Martes 03 de Marzo de 2009
Un muchacho de 20 años fue asesinado en la zona norte de la ciudad de Santa Fe con un machetazo y un disparo en la cabeza. La víctima, que tenía antecedentes penales, habría sido víctima de un ajuste de cuentas o venganza concretada por un hombre conocido suyo, según los primeros datos reunidos por los investigadores de la Unidad Regional I. El caso se constituyó en el 15º homicidio que se produce en el departamento La Capital en lo que va del año.
"Le partieron el cráneo como una sandía y después le pegaron un tiro para rematarlo. Creemos que el disparo no hubiese sido necesario, ya que el golpe en la cabeza le produjo pérdida de masa encefálica y probablemente hubiese muerto igual", indicó ayer una fuente de la policía santafesina. "El caso es medio raro. El robo está descartado y está más cerca de un ajuste de cuentas, pero parece como que fue hecho a modo de mensaje", agregó el investigador.
Una llamada. El joven asesinado se llamaba Gonzalo Marcelo González y vivía en Bernardo de Irigoyen al 7000. Ayer a la mañana, poco antes del amanecer, ingresó una llamada telefónica anónima a la Jefatura de policía que denunciaba la presencia de una persona tirada en la calle, en la intersección de Chiclana y Boneo, en pleno barrio Cabal, eso es en la zona norte de la capital provincial. Los primeros policías en el lugar se encontraron con que el cadáver tenía una profunda herida en la frente y que había perdido masa encefálica.
En el lugar no se hallaron objetos que pudieran haber sido utilizados como armas.

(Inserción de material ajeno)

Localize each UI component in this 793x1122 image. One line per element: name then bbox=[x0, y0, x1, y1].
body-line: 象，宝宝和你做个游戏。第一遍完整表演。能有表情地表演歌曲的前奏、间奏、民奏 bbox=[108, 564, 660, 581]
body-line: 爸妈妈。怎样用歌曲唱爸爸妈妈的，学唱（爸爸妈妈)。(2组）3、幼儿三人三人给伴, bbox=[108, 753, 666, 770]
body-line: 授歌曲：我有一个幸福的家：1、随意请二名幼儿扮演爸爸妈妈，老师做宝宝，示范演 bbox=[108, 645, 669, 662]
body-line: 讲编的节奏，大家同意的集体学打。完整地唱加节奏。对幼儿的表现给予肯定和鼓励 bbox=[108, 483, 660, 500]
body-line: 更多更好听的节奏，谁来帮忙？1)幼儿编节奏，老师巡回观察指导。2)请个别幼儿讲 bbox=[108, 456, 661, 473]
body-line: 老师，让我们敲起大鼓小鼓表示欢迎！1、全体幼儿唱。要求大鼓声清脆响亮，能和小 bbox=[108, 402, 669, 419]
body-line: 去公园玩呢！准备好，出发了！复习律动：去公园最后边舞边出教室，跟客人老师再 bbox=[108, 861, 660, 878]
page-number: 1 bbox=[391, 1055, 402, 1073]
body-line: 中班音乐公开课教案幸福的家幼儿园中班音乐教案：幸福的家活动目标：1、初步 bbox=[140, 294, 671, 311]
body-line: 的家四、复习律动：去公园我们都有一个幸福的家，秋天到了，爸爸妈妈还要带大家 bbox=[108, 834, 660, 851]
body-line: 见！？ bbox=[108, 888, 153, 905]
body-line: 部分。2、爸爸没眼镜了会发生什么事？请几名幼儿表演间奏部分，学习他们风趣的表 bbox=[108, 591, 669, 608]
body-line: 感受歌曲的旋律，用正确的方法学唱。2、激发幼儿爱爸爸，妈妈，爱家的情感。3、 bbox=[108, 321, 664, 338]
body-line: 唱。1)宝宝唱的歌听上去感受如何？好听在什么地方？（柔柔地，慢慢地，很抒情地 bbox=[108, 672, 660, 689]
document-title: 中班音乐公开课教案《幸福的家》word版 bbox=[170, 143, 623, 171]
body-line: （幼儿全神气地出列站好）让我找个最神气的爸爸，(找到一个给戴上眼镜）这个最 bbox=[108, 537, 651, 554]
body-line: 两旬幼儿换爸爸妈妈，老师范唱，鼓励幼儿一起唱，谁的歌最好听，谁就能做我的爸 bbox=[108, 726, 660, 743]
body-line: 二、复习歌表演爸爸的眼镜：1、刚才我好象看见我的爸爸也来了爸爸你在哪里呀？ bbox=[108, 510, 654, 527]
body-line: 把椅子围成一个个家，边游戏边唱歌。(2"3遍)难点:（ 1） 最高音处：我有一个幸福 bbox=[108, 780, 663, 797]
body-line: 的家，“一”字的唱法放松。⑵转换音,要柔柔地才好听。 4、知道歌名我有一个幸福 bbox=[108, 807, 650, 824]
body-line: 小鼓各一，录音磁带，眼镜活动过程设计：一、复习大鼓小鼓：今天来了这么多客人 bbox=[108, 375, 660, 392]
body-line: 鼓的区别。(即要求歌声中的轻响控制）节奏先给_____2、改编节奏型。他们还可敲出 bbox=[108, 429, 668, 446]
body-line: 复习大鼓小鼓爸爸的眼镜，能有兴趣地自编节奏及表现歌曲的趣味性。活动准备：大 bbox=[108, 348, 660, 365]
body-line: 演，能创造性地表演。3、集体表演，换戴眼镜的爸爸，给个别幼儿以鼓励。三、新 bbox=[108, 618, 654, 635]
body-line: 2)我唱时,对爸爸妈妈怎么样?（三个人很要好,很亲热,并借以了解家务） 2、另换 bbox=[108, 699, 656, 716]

Pero el examen de los médicos legistas determinó que se trataba de una herida contuso cortante de grandes dimensiones. "El tamaño y el tipo del corte nos hace pensar que habrían utilizado un machete", agregó una fuente de la investigación.
Plomo en el cráneo. El cuerpo de González fue trasladado a la morgue judicial donde se le practicó la autopsia de rigor. El examen reveló que el muchacho además tenía incrustado en el cráneo un proyectil.
La bala, que sería de calibre pequeño, tipo 22, ingresó por la sien derecha y quedó alojado en el cerebro. Según trascendió, el disparo se produjo a corta distancia de la víctima y habría sido posterior al machetazo. La policía santafesina no tenía pistas firmes sobre lo ocurrido porque no se pudo dar con testigos. Familiares y allegados de la víctima deslizaron que el autor del brutal crimen sería un conocido de González, que también estuvo un tiempo preso.
El caso es investigado por pesquisas de la Brigada de Homicidios de la UR I, con conocimiento del juez de Instrucción Darío Sánchez. El magistrado se entrevistó con familiares y amigos de la víctima para tratar de recabar mayores precisiones y reconstruir los últimos días de la víctima a fin de poder así llegar a quien fue el homicida.